« Changer l’Europe maintenant » tel est le souhait de Thomas Piketty dans sa chronique publiée par le Monde en date du 20/21 décembre.
Outre une Conférence sur la dette chargée de l’alléger, l’auteur reprend l’idée d’un nouveau parlement de la zone euro, ce dernier étant à la tête d’un vrai budget fédéral, et légiférant sur des thèmes devenus fédéraux : fiscalité unifiée sur les sociétés, investissements dans les infrastructures et les Universités, etc. La légitimité d’un tel parlement proviendrait de son ancrage sur les parlements nationaux, lesquels désigneraient des députés issus de leurs rangs dans une proportion respectant le poids démographique de chaque Etat.
De telles propositions relèvent de l’incantation et ne respectent pas le principe de réalité.
1) Quelles qu’en soient les modalités, alléger les dettes publiques dans le cadre d’une conférence prévue à cet effet revient à un défaut aux effets dévastateurs sur le système financier planétaire. Il est exact que les 200 milliards d’intérêts payés par l’ensemble des Etats de la zone euro permettraient, en choisissant le défaut, de se redéployer profitablement sur 100 programmes Erasmus[1] porteurs d’avenir. Mais ces mêmes 200 milliards assurent encore aujourd’hui la sécurité du système financier planétaire. En cas de défaut, les bilans bancaires exploseraient et la dette publique qui, en ce qu’elle ne consomme pas de capitaux propres, est la matière première fondamentale des banques. Si donc il est question d’alléger les dettes publiques, il faut aller beaucoup plus loin et reconstruire un tout autre monde. Il est peu probable que les marchés politiques de la zone puissent faire émerger de telles propositions.
2) Ces mêmes marchés politiques ne peuvent engendrer l’idée d’un authentique Parlement aux compétences législatives allant vers le fédéralisme.
On voit mal l’Irlande ou mieux le Luxembourg accepter leur quasi disparition en tant que paradis fiscaux. Si, pour le Luxembourg (700000 habitants dont 50% d’étrangers), le débat pourrait apparaitre marginal[2] , les choses sont autrement importantes pour l’Irlande dont la faiblesse de l’IS constitue la pierre angulaire de sa stratégie économique de braconnage.
Bien sûr on pourrait n’envisager qu’un regroupement de quelques grands pays (Allemagne, France, Italie, Espagne) mais cela reposerait la question du lâchage de quelques autres plus fragiles et dangereux pour l’existence même de la zone euro (Portugal, Grèce etc.) Si certains s’intègrent davantage et fabriquent plus de convergence, que dire du rattrapage des autres qui continueraient de diverger avec les risques politiques et sociaux correspondants?

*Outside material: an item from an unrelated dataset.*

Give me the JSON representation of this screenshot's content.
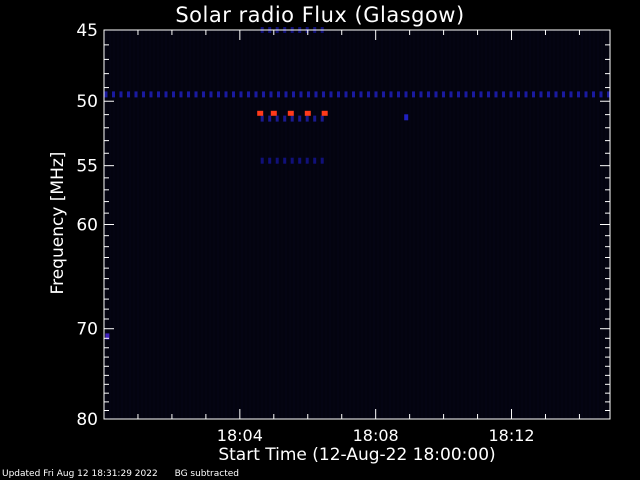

Mais le problème est en fait beaucoup plus grave. Dans ce nouvel espace qui serait authentiquement législatif, l’Allemagne deviendrait minoritaire avec un pourcentage de députés proportionnel à son poids démographique (37% des députés dans l’hypothèse la plus favorable, celle du scénario des 4 plus grands pays, et environ 25% des députés dans le scénario de l’ensemble de la zone). C’est dire que dans ces conditions, l’Allemagne ne pourrait plus s’opposer aux transferts qui sous-tendent obligatoirement toute union monétaire. C’est par conséquent reconnaitre que le marché politique allemand ne fera jamais naitre ni bien sûr accepter un tel projet de souveraineté d’un parlement de type nouveau. Et il faut le comprendre : pourquoi l’Allemagne se plierait à de tels transferts tuant ses capacités exportatrices qui en font son modèle et au final son vivre ensemble ?
Certes les européistes seraient tentés de considérer que les députés désignés perdent symboliquement leur identité nationale, et qu’il n’y aurait que des députés européens. Comment peut-on imaginer que les députés désignés par le parlement allemand puissent décider de lois budgétaires allant contre les intérêts supérieurs de leur pays et intérêts étroitement surveillés par la cour constitutionnelle de Karlsruhe?
La conclusion est donc simple : soit le nouveau parlement émerge comme parlement croupion en ce qu’il ne peut dépasser le cadre de l’ordo libéralisme allemand (une règle constitutionnelle concernant la gestion de l’euro s’impose à lui), soit il n’émergera jamais. En attendant les entrepreneurs politiques allemands peuvent continuer à parler d’Europe et se montrer plus européistes que leurs voisins français : il s’agit de masquer l’essentiel, et au final de gagner encore un peu de temps sur l’inéluctable échéance. Et une échéance qu’il faut effectivement redouter lorsqu’on est allemand, puisque cette dernière signera la fin de la mécanique monétaire qui a abouti à un « subventionnement » sans précédent des exportations et du vivre ensemble qui lui est associé.